Böyle bir ortamda, “Ben yapamadım, buyurum siz yapın.” diye işi ehline verme erdemi de gösterilmiyor.

Ülke her geçen gün, bir önceki günü aratacak yeni krizlere gebe bırakılıyor.

Biz iş başına geldiğimizde;

-Enflasyon nasıl kontrol altına alınır, insanımızın alım gücü nasıl yükselirmiş,

-Ranta ve israfa ayrılan kaynaklar, nasıl üretime ve istihdama aktarılırmış,

-Döviz kuru, işsizlik, borç rakamları, bütçe açığı nasıl hızlıca kapatılırmış göreceğiz, görecekler…

“İş bilenin, kılıç kuşananındır…” Ülkemizin problemlerini çözecek kadrolar ve politikalarla biz buna talibiz…

ÖNÜMÜZDEKİ SEÇİM BİR REFERANDUM OLACAKTIR

Bu yüzden diyoruz ki, önümüzdeki seçim bir referandum olacaktır.
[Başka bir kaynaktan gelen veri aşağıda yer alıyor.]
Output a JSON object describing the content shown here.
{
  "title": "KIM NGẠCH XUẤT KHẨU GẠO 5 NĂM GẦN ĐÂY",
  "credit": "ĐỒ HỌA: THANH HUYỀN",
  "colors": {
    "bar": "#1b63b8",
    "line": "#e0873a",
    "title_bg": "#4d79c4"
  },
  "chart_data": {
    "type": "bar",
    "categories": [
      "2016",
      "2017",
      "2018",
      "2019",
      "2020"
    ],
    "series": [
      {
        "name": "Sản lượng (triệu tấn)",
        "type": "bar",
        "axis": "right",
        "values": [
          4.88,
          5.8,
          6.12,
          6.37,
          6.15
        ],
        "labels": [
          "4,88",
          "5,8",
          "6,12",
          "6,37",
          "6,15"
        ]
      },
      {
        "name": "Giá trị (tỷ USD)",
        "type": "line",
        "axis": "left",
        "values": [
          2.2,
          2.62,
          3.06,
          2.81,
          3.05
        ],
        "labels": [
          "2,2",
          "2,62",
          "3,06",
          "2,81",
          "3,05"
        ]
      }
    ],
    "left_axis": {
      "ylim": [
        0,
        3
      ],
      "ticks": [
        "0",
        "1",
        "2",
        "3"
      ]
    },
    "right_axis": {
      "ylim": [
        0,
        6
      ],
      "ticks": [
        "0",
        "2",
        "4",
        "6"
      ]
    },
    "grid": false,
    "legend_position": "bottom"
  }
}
Milleti ezen, fakirleştiren, yolsuzluğa ve yoksulluğa mahkum eden bu sisteme evet mi diyeceğiz yoksa “yeter artık” deyip bu talan düzenine son mu vereceğiz?

İster vaktinde olsun, ister baskın olsun, ister erken seçim olsun; biz sadece iktidarı değil, esas bu düzeni, bu sistemi ve bu zihniyeti değiştireceğiz!

Tüm hemşerilerimize bu düzeni değiştirmek için seçimlerde Milli Görüş’e destek çağrısında bulunuyorum.

Tıpkı geçmişteki iktidarlar dönemlerimizde olduğu gibi, biz bugün de milletimizden yeni destanlar yazabilmek için destek bekliyoruz. İnanıyoruz ki; aldığımız destekle bugün içinde bulunduğumuz problemleri çok kısa bir zamanda çözer, ülkemizi olumlu bir istikamete yöneltiriz.

Hiç ama hiç ümitsizliğe ve karamsarlığa kapılmayın, bizlere güvenin…

Sınıfta kalan bu iktidarın geride bıraktığı enkaza bakıp; “nasıl olur da düzelir bunca problem?” diye düşünmeyin..

Bizler ülkemizin problemlerini de, bunların nelerden kaynaklandığını ve hızlıca nasıl çözüme kavuşacağını da gayet iyi biliyoruz.

Bilgi, birikim ve tecrübemizle, ortak akıl ve istişareye önem veren bir anlayışla ülkemize rahat bir nefes aldıracak, insanımızın yüzünü güldürecek adımları tek tek kararlı bir şekilde atacağız.

Türkiye, büyük bir ülkedir. İmkan ve kaynaklarıyla da büyük bir potansiyele sahiptir.

Yeter ki, ehliyet ve liyakat sahibi insanlar iş başına gelsin ve doğru bir yaklaşımla, samimiyetle gayret gösterilsin…

Yeter ki, “önce ben, sonra yakın çevrem, daha sonra partim, en son ülkem” diyen anlayış son bulsun!

Bu Düzene Son Vereceğiz

-İnsanımızın açlık ve yoksulluk sınırının dahi altında ücretlere mahkum edildiği,

-Yanlış tarım ve hayvancılık politikaları yüzünden birçok ailenin kurban kesemediği ve kasabın yolunu dahi unuttuğu,

-Yanlış ekonomi politikaları yüzünden artan ulaşım maliyetleri nedeniyle bayramda memleketine gidemediği,

-Eksik ve de hatalı eğitim ve istihdam politikaları nedeniyle gençlerimizin işsiz kaldığı,

-Şahsiyeti öncelemeyen dış politika nedeniyle ülkemizin itibarının her geçen gün sarsıldığı bu düzene son vereceğiz…

-“Özgürlük mü güvenlik mi, refah mı demokrasi mi” ikilemine sıkıştırılan insanımıza hepsinin aynı anda mümkün olduğunu gösteren bir iklimi inşa etmek boynumuzun borcudur.